Differentiate the following function. \( f(x)=x^{9} e^{8 x} \) \( f^{\prime}(x)=\square \)

To differentiate the function \( f(x) = x^{9} e^{8x} \), we'll use the product rule, which states that if you have two functions \( u(x) \) and \( v(x) \), then the derivative \( (uv)' = u'v + uv' \). Here, let \( u = x^{9} \) and \( v = e^{8x} \). First, find \( u' = 9x^{8} \) and \( v' = 8e^{8x} \). Now apply the product rule: \[ f'(x) = u'v + uv' = (9x^{8})(e^{8x}) + (x^{9})(8e^{8x}) = 9x^{8} e^{8x} + 8x^{9} e^{8x}. \] Combining these gives: \[ f'(x) = e^{8x}(9x^{8} + 8x^{9}). \] Thus, the derivative is \( f^{\prime}(x) = e^{8x}(8x^{9} + 9x^{8}) \).

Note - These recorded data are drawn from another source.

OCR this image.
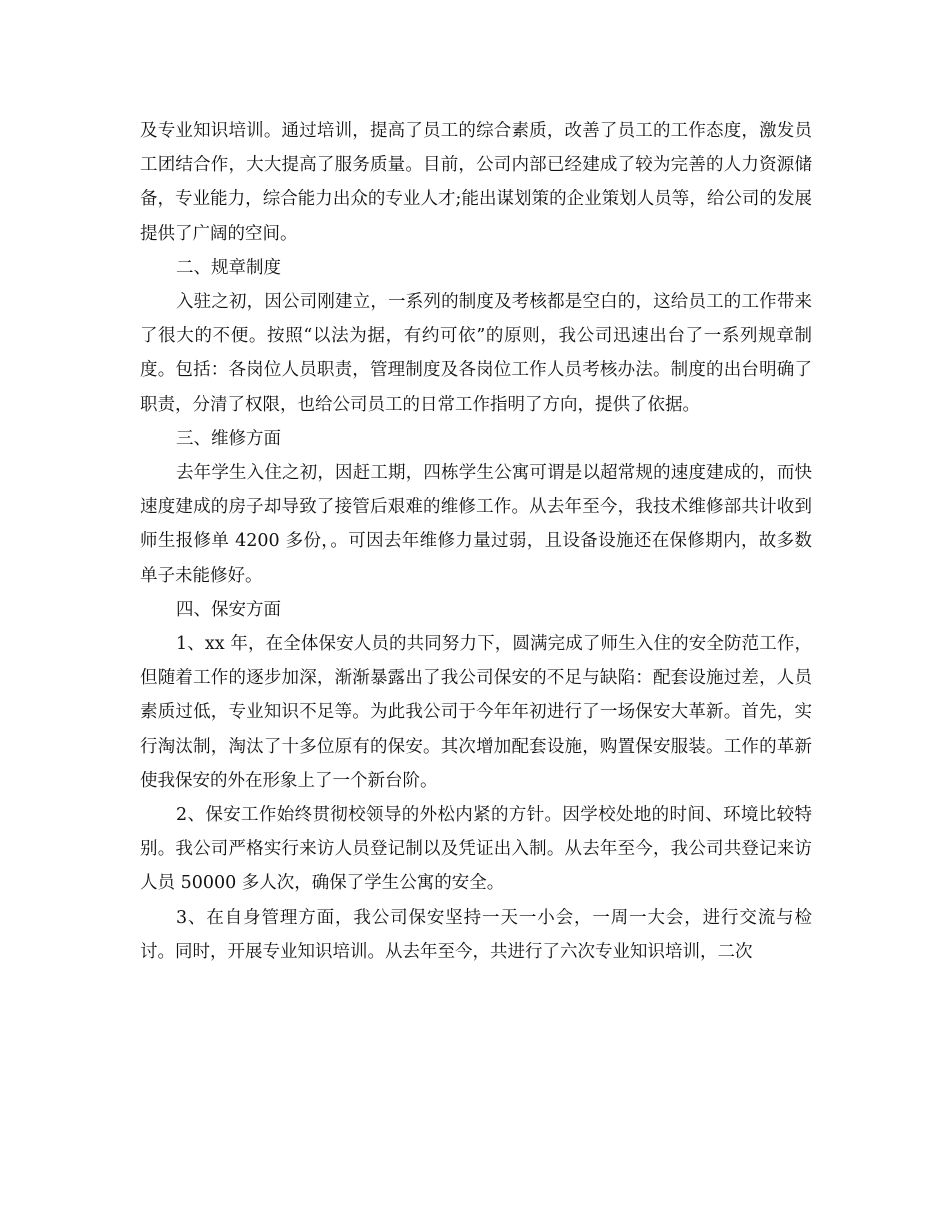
及专业知识培训。通过培训，提高了员工的综合素质，改善了员工的工作态度，激发员工团结合作，大大提高了服务质量。目前，公司内部已经建成了较为完善的人力资源储备，专业能力，综合能力出众的专业人才;能出谋划策的企业策划人员等，给公司的发展提供了广阔的空间。

二、规章制度

入驻之初，因公司刚建立，一系列的制度及考核都是空白的，这给员工的工作带来了很大的不便。按照“以法为据，有约可依”的原则，我公司迅速出台了一系列规章制度。包括：各岗位人员职责，管理制度及各岗位工作人员考核办法。制度的出台明确了职责，分清了权限，也给公司员工的日常工作指明了方向，提供了依据。

三、维修方面

去年学生入住之初，因赶工期，四栋学生公寓可谓是以超常规的速度建成的，而快速度建成的房子却导致了接管后艰难的维修工作。从去年至今，我技术维修部共计收到师生报修单 4200 多份，。可因去年维修力量过弱，且设备设施还在保修期内，故多数单子未能修好。

四、保安方面

1、xx 年，在全体保安人员的共同努力下，圆满完成了师生入住的安全防范工作，但随着工作的逐步加深，渐渐暴露出了我公司保安的不足与缺陷：配套设施过差，人员素质过低，专业知识不足等。为此我公司于今年年初进行了一场保安大革新。首先，实行淘汰制，淘汰了十多位原有的保安。其次增加配套设施，购置保安服装。工作的革新使我保安的外在形象上了一个新台阶。

2、保安工作始终贯彻校领导的外松内紧的方针。因学校处地的时间、环境比较特别。我公司严格实行来访人员登记制以及凭证出入制。从去年至今，我公司共登记来访人员 50000 多人次，确保了学生公寓的安全。

3、在自身管理方面，我公司保安坚持一天一小会，一周一大会，进行交流与检讨。同时，开展专业知识培训。从去年至今，共进行了六次专业知识培训，二次
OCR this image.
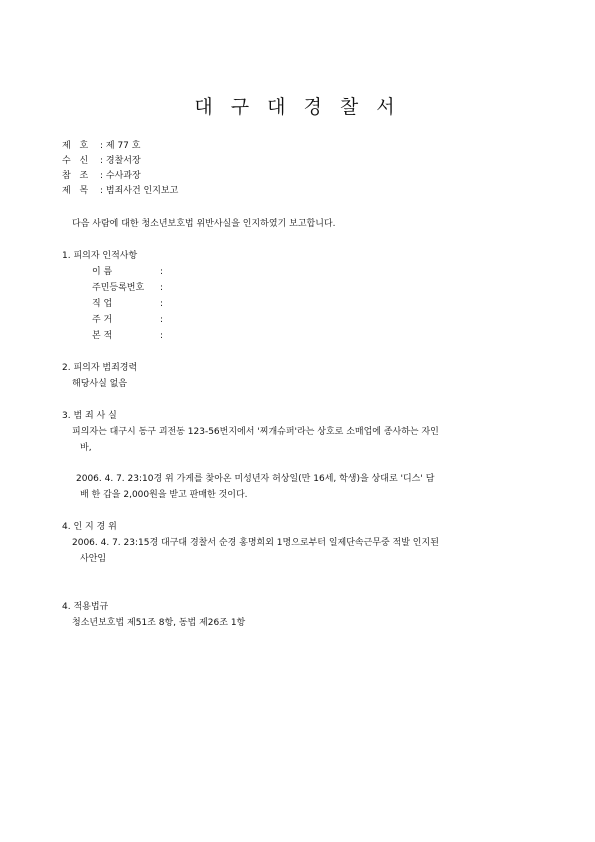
대 구 대 경 찰 서
제 호 : 제 77 호
수 신 : 경찰서장
참 조 : 수사과장
제 목 : 범죄사건 인지보고
다음 사람에 대한 청소년보호법 위반사실을 인지하였기 보고합니다.
1. 피의자 인적사항
이 름	:
주민등록번호 :
직 업	:
주 거	:
본 적	:
2. 피의자 범죄경력
해당사실 없음
3. 범 죄 사 실
피의자는 대구시 동구 괴전동 123-56번지에서 '찌개슈퍼'라는 상호로 소매업에 종사하는 자인
바,
2006. 4. 7. 23:10경 위 가게를 찾아온 미성년자 허상일(만 16세, 학생)을 상대로 '디스' 담
배 한 갑을 2,000원을 받고 판매한 것이다.
4. 인 지 경 위
2006. 4. 7. 23:15경 대구대 경찰서 순경 홍명희외 1명으로부터 일제단속근무중 적발 인지된
사안임
4. 적용법규
청소년보호법 제51조 8항, 동법 제26조 1항
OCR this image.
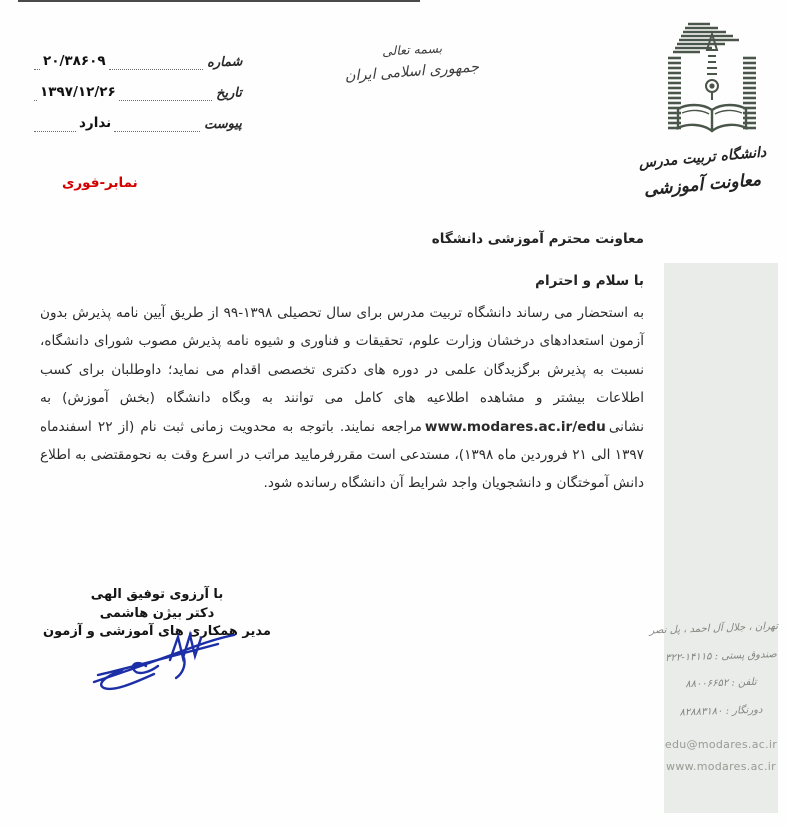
شماره
۲۰/۳۸۶۰۹
تاریخ
۱۳۹۷/۱۲/۲۶
پیوست
ندارد
بسمه تعالی
جمهوری اسلامی ایران
دانشگاه تربیت مدرس
معاونت آموزشی
نمابر-فوری
معاونت محترم آموزشی دانشگاه
با سلام و احترام
به استحضار می رساند دانشگاه تربیت مدرس برای سال تحصیلی ۱۳۹۸-۹۹ از طریق آیین نامه پذیرش بدون آزمون استعدادهای درخشان وزارت علوم، تحقیقات و فناوری و شیوه نامه پذیرش مصوب شورای دانشگاه، نسبت به پذیرش برگزیدگان علمی در دوره های دکتری تخصصی اقدام می نماید؛ داوطلبان برای کسب اطلاعات بیشتر و مشاهده اطلاعیه های کامل می توانند به وبگاه دانشگاه (بخش آموزش) به نشانیwww.modares.ac.ir/eduمراجعه نمایند. باتوجه به محدویت زمانی ثبت نام (از ۲۲ اسفندماه ۱۳۹۷ الی ۲۱ فروردین ماه ۱۳۹۸)، مستدعی است مقررفرمایید مراتب در اسرع وقت به نحومقتضی به اطلاع دانش آموختگان و دانشجویان واجد شرایط آن دانشگاه رسانده شود.
با آرزوی توفیق الهی
دکتر بیژن هاشمی
مدیر همکاری های آموزشی و آزمون	تهران ، جلال آل احمد ، پل نصر
صندوق پستی : ۱۴۱۱۵-۳۲۲
تلفن : ۸۸۰۰۶۶۵۲
دورنگار : ۸۲۸۸۳۱۸۰
edu@modares.ac.ir
www.modares.ac.ir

Now go grab a snack as you dive into the world of derivatives – it can be quite the adventure! Just remember, when using product and chain rules, double-check your derivatives to avoid silly mistakes, like forgetting to multiply by the derivative of the exponent in an exponential function. Happy differentiating!